Il n'y avait plus qu'à attendre les résolutions que prendrait le Corps législatif. Mais les pires nouvelles se succèdent : l'émeute vient d'envahir le Palais-Bourbon. Trois ministres, Jérôme David, Busson-Billault, Henri Chevreau insistent auprès de l'Impératrice pour qu'elle veille à sa propre sûreté ; elle refuse de fuir. Le général Mellinet demande à repousser la force par la force. Non, dit-elle une fois de plus. Périsse la dynastie plutôt que de coûter la vie à un Français ! Le préfet de police Piétri arrive un peu après trois heures.

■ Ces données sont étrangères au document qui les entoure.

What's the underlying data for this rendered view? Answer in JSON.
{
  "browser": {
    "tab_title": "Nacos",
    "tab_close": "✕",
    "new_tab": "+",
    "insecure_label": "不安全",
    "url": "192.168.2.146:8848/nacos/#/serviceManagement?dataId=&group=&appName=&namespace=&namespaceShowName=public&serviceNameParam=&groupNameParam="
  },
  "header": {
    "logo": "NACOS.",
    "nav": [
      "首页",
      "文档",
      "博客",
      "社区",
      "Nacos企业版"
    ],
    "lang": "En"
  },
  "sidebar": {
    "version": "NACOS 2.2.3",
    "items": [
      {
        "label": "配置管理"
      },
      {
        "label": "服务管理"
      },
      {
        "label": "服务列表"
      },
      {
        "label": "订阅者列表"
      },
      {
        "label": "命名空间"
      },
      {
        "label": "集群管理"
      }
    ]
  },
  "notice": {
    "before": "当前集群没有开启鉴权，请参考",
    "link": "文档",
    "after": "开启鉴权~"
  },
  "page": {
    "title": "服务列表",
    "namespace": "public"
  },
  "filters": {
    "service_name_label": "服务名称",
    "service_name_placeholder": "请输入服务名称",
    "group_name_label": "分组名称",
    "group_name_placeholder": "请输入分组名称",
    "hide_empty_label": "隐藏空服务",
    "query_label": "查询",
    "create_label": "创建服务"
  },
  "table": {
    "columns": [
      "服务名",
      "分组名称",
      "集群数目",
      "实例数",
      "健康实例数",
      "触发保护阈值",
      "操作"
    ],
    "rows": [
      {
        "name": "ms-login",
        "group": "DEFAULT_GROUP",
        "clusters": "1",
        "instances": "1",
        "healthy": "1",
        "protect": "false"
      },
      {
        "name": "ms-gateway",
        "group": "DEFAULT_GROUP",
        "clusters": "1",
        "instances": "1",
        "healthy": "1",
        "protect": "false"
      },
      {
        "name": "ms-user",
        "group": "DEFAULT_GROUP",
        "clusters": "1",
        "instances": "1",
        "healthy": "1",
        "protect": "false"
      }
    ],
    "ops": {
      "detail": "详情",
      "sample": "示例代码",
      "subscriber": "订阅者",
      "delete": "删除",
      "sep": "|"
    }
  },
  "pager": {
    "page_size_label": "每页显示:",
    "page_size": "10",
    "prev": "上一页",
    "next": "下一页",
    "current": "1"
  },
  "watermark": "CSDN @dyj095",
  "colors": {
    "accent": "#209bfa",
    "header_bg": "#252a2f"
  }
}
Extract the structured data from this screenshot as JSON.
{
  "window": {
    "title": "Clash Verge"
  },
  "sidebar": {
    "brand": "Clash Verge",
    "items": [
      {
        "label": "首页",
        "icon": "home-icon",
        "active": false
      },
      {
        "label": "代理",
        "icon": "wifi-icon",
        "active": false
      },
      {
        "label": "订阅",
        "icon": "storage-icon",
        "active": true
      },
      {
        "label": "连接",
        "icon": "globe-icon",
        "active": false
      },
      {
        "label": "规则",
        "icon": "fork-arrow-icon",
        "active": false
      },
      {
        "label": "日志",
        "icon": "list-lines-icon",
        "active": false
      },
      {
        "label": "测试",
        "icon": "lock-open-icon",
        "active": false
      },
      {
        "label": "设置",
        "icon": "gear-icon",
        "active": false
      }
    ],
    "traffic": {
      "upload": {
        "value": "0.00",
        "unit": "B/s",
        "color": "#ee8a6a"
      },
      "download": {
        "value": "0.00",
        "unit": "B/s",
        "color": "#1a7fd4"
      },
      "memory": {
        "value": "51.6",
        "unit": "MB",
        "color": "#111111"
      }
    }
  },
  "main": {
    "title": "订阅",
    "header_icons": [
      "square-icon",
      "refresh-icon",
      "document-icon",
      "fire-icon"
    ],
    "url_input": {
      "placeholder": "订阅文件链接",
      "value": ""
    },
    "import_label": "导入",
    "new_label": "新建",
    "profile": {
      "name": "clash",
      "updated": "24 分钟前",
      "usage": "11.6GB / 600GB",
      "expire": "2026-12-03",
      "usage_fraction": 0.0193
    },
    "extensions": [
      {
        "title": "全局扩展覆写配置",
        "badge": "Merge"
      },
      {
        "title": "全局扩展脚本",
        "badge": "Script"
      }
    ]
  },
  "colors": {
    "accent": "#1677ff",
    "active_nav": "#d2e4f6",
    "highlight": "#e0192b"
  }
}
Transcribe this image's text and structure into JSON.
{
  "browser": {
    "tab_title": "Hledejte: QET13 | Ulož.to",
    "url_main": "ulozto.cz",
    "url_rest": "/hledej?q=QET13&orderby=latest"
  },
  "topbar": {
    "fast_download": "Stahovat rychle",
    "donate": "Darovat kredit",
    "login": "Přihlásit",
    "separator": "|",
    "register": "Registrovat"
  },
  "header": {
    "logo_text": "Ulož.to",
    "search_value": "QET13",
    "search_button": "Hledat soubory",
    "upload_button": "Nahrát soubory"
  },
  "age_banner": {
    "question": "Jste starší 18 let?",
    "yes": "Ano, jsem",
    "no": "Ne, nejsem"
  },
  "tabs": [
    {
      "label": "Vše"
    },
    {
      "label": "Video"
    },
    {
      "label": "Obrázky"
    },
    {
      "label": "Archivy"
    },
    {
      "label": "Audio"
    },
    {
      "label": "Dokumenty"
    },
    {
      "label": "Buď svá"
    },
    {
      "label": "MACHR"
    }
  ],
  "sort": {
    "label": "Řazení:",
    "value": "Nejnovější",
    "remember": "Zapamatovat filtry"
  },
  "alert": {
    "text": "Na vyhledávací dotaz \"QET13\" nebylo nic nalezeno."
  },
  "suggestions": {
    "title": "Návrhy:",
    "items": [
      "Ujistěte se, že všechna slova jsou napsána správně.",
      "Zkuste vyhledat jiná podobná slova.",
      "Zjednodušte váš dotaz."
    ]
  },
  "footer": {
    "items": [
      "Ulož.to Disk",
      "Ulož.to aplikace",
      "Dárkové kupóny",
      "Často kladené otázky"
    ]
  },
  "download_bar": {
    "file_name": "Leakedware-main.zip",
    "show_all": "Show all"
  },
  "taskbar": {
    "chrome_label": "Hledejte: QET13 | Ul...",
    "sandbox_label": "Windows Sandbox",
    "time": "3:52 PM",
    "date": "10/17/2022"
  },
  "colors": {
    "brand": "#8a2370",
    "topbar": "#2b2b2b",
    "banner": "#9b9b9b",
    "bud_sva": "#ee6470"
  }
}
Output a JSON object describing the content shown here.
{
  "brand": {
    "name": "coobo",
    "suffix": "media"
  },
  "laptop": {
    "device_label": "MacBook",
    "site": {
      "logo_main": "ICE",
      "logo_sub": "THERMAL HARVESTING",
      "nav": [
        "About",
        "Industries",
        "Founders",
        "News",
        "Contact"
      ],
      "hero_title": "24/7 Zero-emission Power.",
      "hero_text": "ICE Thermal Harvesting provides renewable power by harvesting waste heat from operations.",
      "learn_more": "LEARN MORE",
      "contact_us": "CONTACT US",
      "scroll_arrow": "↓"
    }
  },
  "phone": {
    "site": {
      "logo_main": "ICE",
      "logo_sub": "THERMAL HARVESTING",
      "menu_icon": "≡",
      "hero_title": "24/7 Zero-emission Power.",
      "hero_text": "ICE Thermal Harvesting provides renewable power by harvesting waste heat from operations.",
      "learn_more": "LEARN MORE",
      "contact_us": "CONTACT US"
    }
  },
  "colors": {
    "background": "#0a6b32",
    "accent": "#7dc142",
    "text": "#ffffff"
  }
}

Pour lui, l'hésitation n'est pas permise ; dans quinze ou vingt minutes le palais va être envahi. Le prince de Metternich et le chevalier Nigra, accourus aux côtés de l'Impératrice dès le triomphe de l'émeute, joignent leurs insistances à celles des ministres : il faut partir, partir tout de suite ; rester plus longtemps, c'est attirer sur les serviteurs fidèles qui sont restés aux Tuileries le sort qui menace dans quelques instants l'Impératrice. Devant cet argument, elle céda.

Immédiatement le départ fut improvisé : le temps de mettre un chapeau, de dire adieu aux personnes présentes, et l'Impératrice, qu'accompagnait sa lectrice Mme Lebreton, se mit en route, conduite, ou plutôt entraînée par Metternich et Nigra ; cette petite troupe comprenait en tout sept personnes. Il était trois heures et demie.

Les fugitifs avaient commencé par descendre l'escalier qui conduisait au rez-de-chaussée, avec la pensée que l'Impératrice pourrait monter dans une voiture de service. Mais la grille de la place du Carrousel était battue par une foule qui chantait à tue-tête et poussait des cris : A mort ! A mort ! La malheureuse Impératrice, qui avait si souvent pensé à Marie-Antoinette, se rappela-t-elle, à cette heure dramatique, la journée du 10 août ? On remonta l'escalier. Par la galerie de Diane on arriva au pavillon de Flore ; de là, en tournant à gauche, dans la nouvelle salle des États, où, le 21 mai précédent, avaient été proclamés en grande pompe les résultats du plébiscite. La porte qui faisait communiquer cette salle avec la Grande Galerie du Louvre était fermée. Il y eut un moment de grande inquiétude ; on percevait les cris menaçants de la foule sur la place du Carrousel. Enfin on put ouvrir la porte. Alors, par la Grande Galerie, le Salon carré, la galerie d'Apollon, on arriva dans la salle des Sept Cheminées. Là, on s'arrêta, à la hauteur du tableau de Géricault, le Radeau de la Méduse. L'Impératrice congédia les personnes qui l'accompagnaient, sauf Mme Lebreton, Metternich et Nigra. Puis, à travers les salles des antiquités grecques et égyptiennes, elle arriva au large escalier de pierre qui descend dans le musée égyptien du rez-de-chaussée. La porte de ce musée s'ouvre sur le grand passage voûté qui relie la cour du Louvre à la place Saint-Germain-l'Auxerrois. Les quatre personnes sortirent par cette porte. La grande grille qui donne sur la place fut ouverte par le concierge. L'Impératrice, qui était à présent hors du Louvre, s'arrêta un moment entre les deux parterres, tandis que la foule grossissait de plus en plus dans la rue du Louvre. Que devenir ? Metternich chercha une voiture ; il arrêta justement un fiacre fermé, à un cheval. Au moment où les deux femmes allaient monter en voiture, un gamin, qui rôdait à l'entour, poussa une exclamation : Tiens, l'Impératrice ! Nigra lui dit quelques mots pour détourner son attention. Metternich s'approcha des deux femmes qui avaient pris place dans la voiture, il les salua avec respect, et le cocher fouetta son cheval pour aller à l'adresse que l'une des deux femmes, Mme Lebreton, lui avait indiquée.

L'Impératrice venait de terminer son règne, à l'âge de quarante-quatre ans ; il lui restait encore cinquante ans à vivre.